Great name you have for a band.
The worst and MOST entitled generation.
The Beat generation?
Hahahaha, your videos are hilarious dude. You're exactly who Imagined who write your comment. LOL
I only liked WSB because he was a depraved front runner & a survivor. Much as I respect HST or Keef. All the rest were hangers on and floaters, 10 percenters. "On The Road" was a racist screed of stupidity as an example. Such flowery devotion to "The Beats". Hurrumph sez I. 5 ppl drove a whole movement.
@Marlin Williams No point bothering with a reply given the last sentence of your comment.

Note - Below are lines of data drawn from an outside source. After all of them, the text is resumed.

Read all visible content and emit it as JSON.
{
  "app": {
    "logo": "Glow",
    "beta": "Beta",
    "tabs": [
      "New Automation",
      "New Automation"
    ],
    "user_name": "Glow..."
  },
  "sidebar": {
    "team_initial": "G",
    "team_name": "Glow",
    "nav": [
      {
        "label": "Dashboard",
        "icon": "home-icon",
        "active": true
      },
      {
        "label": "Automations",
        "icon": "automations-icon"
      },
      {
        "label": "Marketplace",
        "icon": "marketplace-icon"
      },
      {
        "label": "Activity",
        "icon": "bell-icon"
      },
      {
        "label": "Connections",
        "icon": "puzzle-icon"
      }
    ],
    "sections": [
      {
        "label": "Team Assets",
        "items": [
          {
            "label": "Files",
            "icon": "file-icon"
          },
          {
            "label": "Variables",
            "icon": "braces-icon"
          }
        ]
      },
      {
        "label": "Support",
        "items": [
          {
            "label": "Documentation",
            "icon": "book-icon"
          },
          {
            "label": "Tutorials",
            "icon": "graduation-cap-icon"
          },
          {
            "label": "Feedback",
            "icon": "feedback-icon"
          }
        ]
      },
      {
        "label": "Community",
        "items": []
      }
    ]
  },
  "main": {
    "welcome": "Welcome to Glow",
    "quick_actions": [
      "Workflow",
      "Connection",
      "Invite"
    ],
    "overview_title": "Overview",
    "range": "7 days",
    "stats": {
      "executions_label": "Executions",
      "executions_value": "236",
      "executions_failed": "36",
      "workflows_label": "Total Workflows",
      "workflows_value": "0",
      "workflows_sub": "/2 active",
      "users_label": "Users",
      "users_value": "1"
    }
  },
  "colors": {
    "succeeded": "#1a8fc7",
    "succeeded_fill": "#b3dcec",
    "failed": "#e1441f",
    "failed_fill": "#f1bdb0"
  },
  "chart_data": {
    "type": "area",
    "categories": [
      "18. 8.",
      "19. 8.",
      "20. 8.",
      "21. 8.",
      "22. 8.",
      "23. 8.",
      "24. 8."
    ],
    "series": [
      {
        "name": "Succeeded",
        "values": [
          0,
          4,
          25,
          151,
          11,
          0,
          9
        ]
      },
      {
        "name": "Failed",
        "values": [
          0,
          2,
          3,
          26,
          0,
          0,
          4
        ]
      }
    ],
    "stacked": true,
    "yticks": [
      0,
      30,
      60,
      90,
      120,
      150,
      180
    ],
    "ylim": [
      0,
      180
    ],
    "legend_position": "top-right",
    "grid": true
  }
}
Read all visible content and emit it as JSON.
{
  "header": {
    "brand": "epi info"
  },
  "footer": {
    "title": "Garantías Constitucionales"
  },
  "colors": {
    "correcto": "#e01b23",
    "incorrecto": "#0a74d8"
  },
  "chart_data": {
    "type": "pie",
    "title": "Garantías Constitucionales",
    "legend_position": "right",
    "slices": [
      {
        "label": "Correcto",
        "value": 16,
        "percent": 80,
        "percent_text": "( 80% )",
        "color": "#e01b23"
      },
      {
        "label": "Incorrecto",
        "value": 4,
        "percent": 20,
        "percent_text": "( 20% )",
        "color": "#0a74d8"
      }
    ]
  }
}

@@michaelshepherd1072 it was written in the 40s u fucking idiot
@Plato Emerson This is old, but thanx for engaging...racist screed might be a bit strong. 1.5 ppl? The movement was led by a vanguard like they all are. It was more than 1.5 ppl, but not by much. On the road was a muscular story from a man who depended on his mother & treated women as bit characters regardless. WSB work speaks for itself. I love his fearlessness but he certainly didn't like women. I don't obsess about the beats. I was born in '60. Everyone turned out to be pig fuckers anyway, so who cares.
@Plato Emerson I have to admit I really haven't figured out WSB or Huncke. How could I? Drunkards I know quite well.